Studi e riscoperte. 4
Il purgatorio negli affreschi di Sant’Antonio abate a Morcote (Svizzera)

L’INVENZIONE
DELLA TERRA DI MEZZO

A Morcote, nel Canton Ticino, alcuni affreschi nella chiesa di Sant’Antonio rivelano convinzioni e stati d’animo di chierici, artisti e fedeli negli anni in cui si introduce l’idea di purgatorio come luogo di passaggio: via d’uscita dagli incubi infernali, praticabile grazie a elemosine e messe di suffragio.


Patricia Lurati

Quando nella seconda metà del XV secolo santa Caterina da Genova esclamava: «Che gran cosa il purgatorio!» doveva dare voce a un sentimento all’epoca molto diffuso. Tanto diffuso che sulla parete d’altare nella chiesa ticinese di Sant’Antonio abate a Morcote, con mezzo secolo di anticipo sul Trattato del Purgatorio scritto dalla santa, era stata affrescata una scena con anime impigliate in una rete tesa da diavoli, in attesa di purificarsi prima di poter ascendere al paradiso. L’introduzione dottrinale del purgatorio nella Chiesa cattolica risale alla metà del XIII secolo, si rafforza con il Concilio di Ferrara del 1438 e si confermerà con il Concilio di Trento nel 1563.

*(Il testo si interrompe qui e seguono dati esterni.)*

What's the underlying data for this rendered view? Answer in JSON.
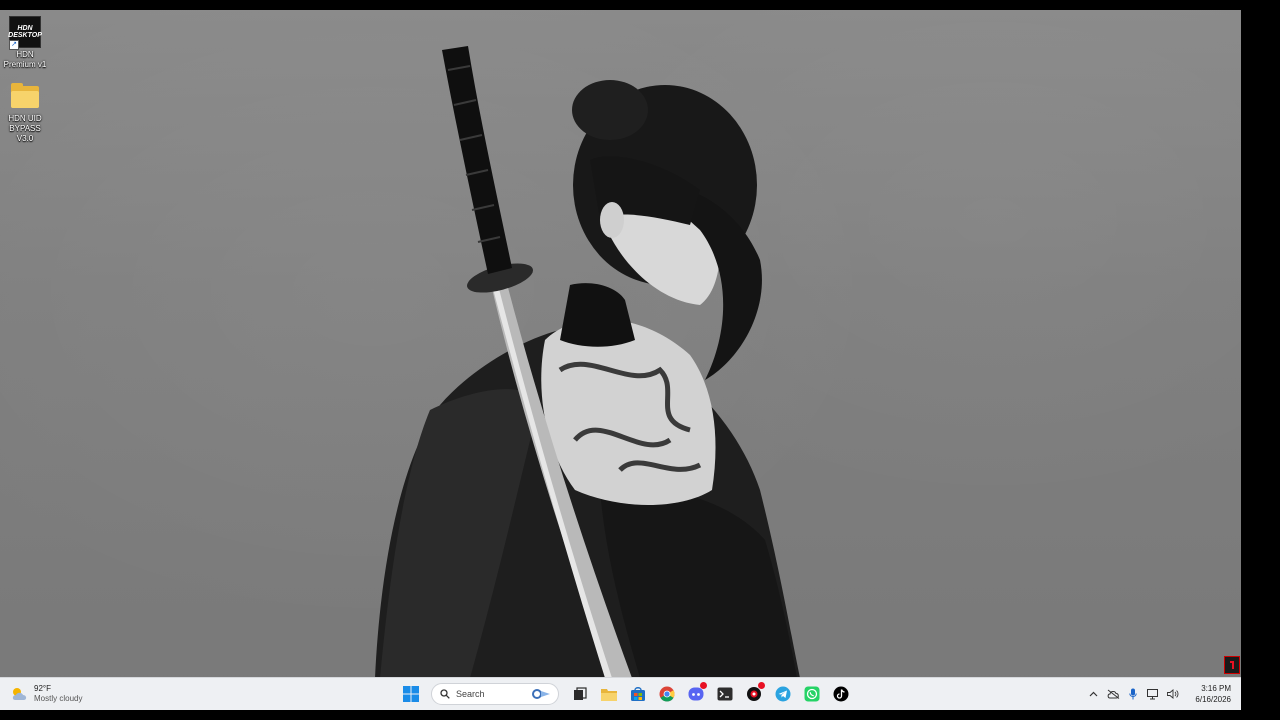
{
  "desktop": {
    "icons": [
      {
        "label": "HDN Premium v1",
        "logo_text": "HDN DESKTOP"
      },
      {
        "label": "HDN UID BYPASS V3.0"
      }
    ]
  },
  "taskbar": {
    "weather": {
      "temp": "92°F",
      "condition": "Mostly cloudy"
    },
    "search": {
      "placeholder": "Search"
    },
    "pinned_apps": [
      "start",
      "search",
      "task-view",
      "file-explorer",
      "microsoft-store",
      "chrome",
      "discord",
      "terminal",
      "app-with-badge",
      "telegram",
      "whatsapp",
      "tiktok"
    ],
    "badges": {
      "discord": "",
      "app": ""
    },
    "clock": {
      "time": "3:16 PM",
      "date": "6/16/2026"
    }
  },
  "colors": {
    "taskbar_bg": "#eef0f3",
    "accent_windows_blue": "#1a8ce8",
    "folder_yellow": "#f7d36b",
    "notification_red": "#e81123"
  }
}
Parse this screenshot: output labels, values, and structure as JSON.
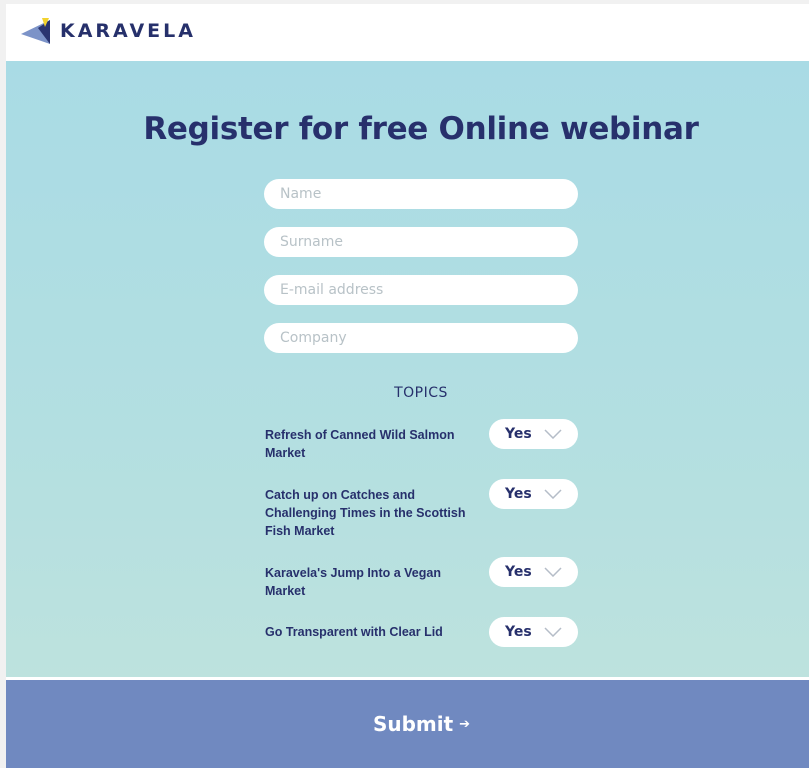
{
  "header": {
    "brand": "KARAVELA",
    "logo_colors": {
      "yellow": "#f2d22e",
      "blue": "#7c93c8",
      "navy": "#2a3470"
    }
  },
  "form": {
    "title": "Register for free Online webinar",
    "fields": {
      "name_placeholder": "Name",
      "surname_placeholder": "Surname",
      "email_placeholder": "E-mail address",
      "company_placeholder": "Company"
    },
    "topics_heading": "TOPICS",
    "topics": [
      {
        "label": "Refresh of Canned Wild Salmon Market",
        "value": "Yes"
      },
      {
        "label": "Catch up on Catches and Challenging Times in the Scottish Fish Market",
        "value": "Yes"
      },
      {
        "label": "Karavela's Jump Into a Vegan Market",
        "value": "Yes"
      },
      {
        "label": "Go Transparent with Clear Lid",
        "value": "Yes"
      }
    ],
    "submit_label": "Submit",
    "submit_icon": "arrow-right-icon"
  },
  "colors": {
    "background_top": "#a9dbe5",
    "background_bottom": "#bde2de",
    "accent": "#27306c",
    "submit_bar": "#7089c0"
  }
}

L’insolita immagine di Morcote - tornata agli antichi splendori grazie a un sapiente restauro condotto nel 2008 da Andrea Meregalli - presenta un fondo nero sul quale si stagliano anime in forma di minuscole figure nude e asessuate mentre, da un lato, i demoni tendono la rete con delle corde e, dall’altro, con una mano la reggono saldamente e con l’altra trattengono le anime - per un piede, per un braccio o con un laccio - impedendo loro di liberarsi. Delle ventidue anime imprigionate tra le maglie infernali solo due sono riuscite a sfuggire e, accompagnate da coppie angeliche, a innalzarsi verso le altitudini celesti. Nell’empireo domina la figura a mezzo busto di Dio incorniciata da un nastro frastagliato, allusione alle nuvole, e affiancata da angeli in contemplazione, mentre nello spazio sottostante creature celesti si librano in volo.

La raffigurazione della rete con anime avviluppate che angeli e demoni si contendono è da porre in stretta relazione con la figura orante di sant’Antonio abate, patrono della chiesa, affrescata sopra la mensa sacra. La parete d’altare si prospetta quindi come una summa sapientemente congegnata della dottrina antoniana: nel registro inferiore si susseguono scene agiografiche che illustrano episodi significativi dell’esperienza eremitica del santo e culminano, in corrispondenza dell’ara, punto focale dell’edificio, nell’immagine di Antonio in preghiera nel deserto rapito dalla visione, nella lunetta sovrastante, delle anime che tentano di divincolarsi dalla rete diabolica per raggiungere la volta celeste.